Dr. Bleyer said he regretted that the investigators did not analyze the number of days the patients spent in the hospital—“a simple parameter of toxicity and cost”—to determine the real benefits of therapy reduction.
In his view, the study lacked an important component: a comparison of the financial costs and the quality of life in each treatment group.
Even so, he said, “The safe elimination of eight doses of vincristine and two courses of actinomycin-D has all kinds of benefits—social, psychological, physical, and financial—that are apparent whether actual toxicities can be shown to have been decreased or not.”
Another plus is that fewer patients required radiotherapy, Dr. Bleyer added. “The four weeks of preoperative chemotherapy results in downward stage migration and decreases the proportion of patients needing irradiation.”

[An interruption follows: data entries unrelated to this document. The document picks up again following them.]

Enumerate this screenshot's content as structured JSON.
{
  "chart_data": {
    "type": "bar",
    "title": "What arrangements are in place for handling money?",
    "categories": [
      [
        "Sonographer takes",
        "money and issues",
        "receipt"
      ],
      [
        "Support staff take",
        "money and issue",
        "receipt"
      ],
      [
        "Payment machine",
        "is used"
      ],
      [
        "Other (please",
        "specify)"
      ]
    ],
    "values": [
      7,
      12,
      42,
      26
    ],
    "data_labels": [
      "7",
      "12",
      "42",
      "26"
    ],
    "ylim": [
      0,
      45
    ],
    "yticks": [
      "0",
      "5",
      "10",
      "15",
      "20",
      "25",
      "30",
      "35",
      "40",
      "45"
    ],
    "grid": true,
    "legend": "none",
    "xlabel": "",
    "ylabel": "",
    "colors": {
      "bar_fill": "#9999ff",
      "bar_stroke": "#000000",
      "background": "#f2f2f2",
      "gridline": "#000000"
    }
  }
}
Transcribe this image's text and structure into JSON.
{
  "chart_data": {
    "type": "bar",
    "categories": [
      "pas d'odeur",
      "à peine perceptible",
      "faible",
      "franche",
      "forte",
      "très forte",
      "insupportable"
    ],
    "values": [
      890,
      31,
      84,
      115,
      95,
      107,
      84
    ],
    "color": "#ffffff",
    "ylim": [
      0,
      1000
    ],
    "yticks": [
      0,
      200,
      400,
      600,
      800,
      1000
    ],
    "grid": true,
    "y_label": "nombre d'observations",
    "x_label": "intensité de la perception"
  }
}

Overall, Dr. Bleyer applauded the research. He said he hoped North American oncologists would note that oral informed consent was used in the reported trial “as it is throughout Europe.”
“There is every indication that the trial was safe, ethical, and replete with benefits to generations of Wilms' tumor patients to come,” he said, wondering why this “efficient” approach can't be used in North America “rather than maintaining the cumbersome written informed consent required for each and every clinical trial.”
Dr. Bleyer emphasized how important the continuing collaboration—as well as competition—between the International Society of Pediatric Oncology and the North American National Wilms Tumor Study Group is for science and urged more adult cooperative groups to emulate it.
By combining the results of the SIOP 93-01 and the NWTS-4 trial, he reiterated, SIOP is now likely curing more than half of its patients with the least amount of therapy—“What a wonderful outcome for patients, parents, relatives, friends, and insurers!”
Regarding costs and quality of life, Dr. de Kraker responded that he and his coauthors also regret that the differences between both arms were not as well documented as they would have liked.
“The problem has to do with the complexity of arriving at estimates when so many different countries are involved,” he said. “Health care and politics can differ widely among our participating European countries,” making comparisons complex and expensive.
“Additionally, since the trial was largely financed by charitable organizations, you can imagine that we also must take the latter into account.”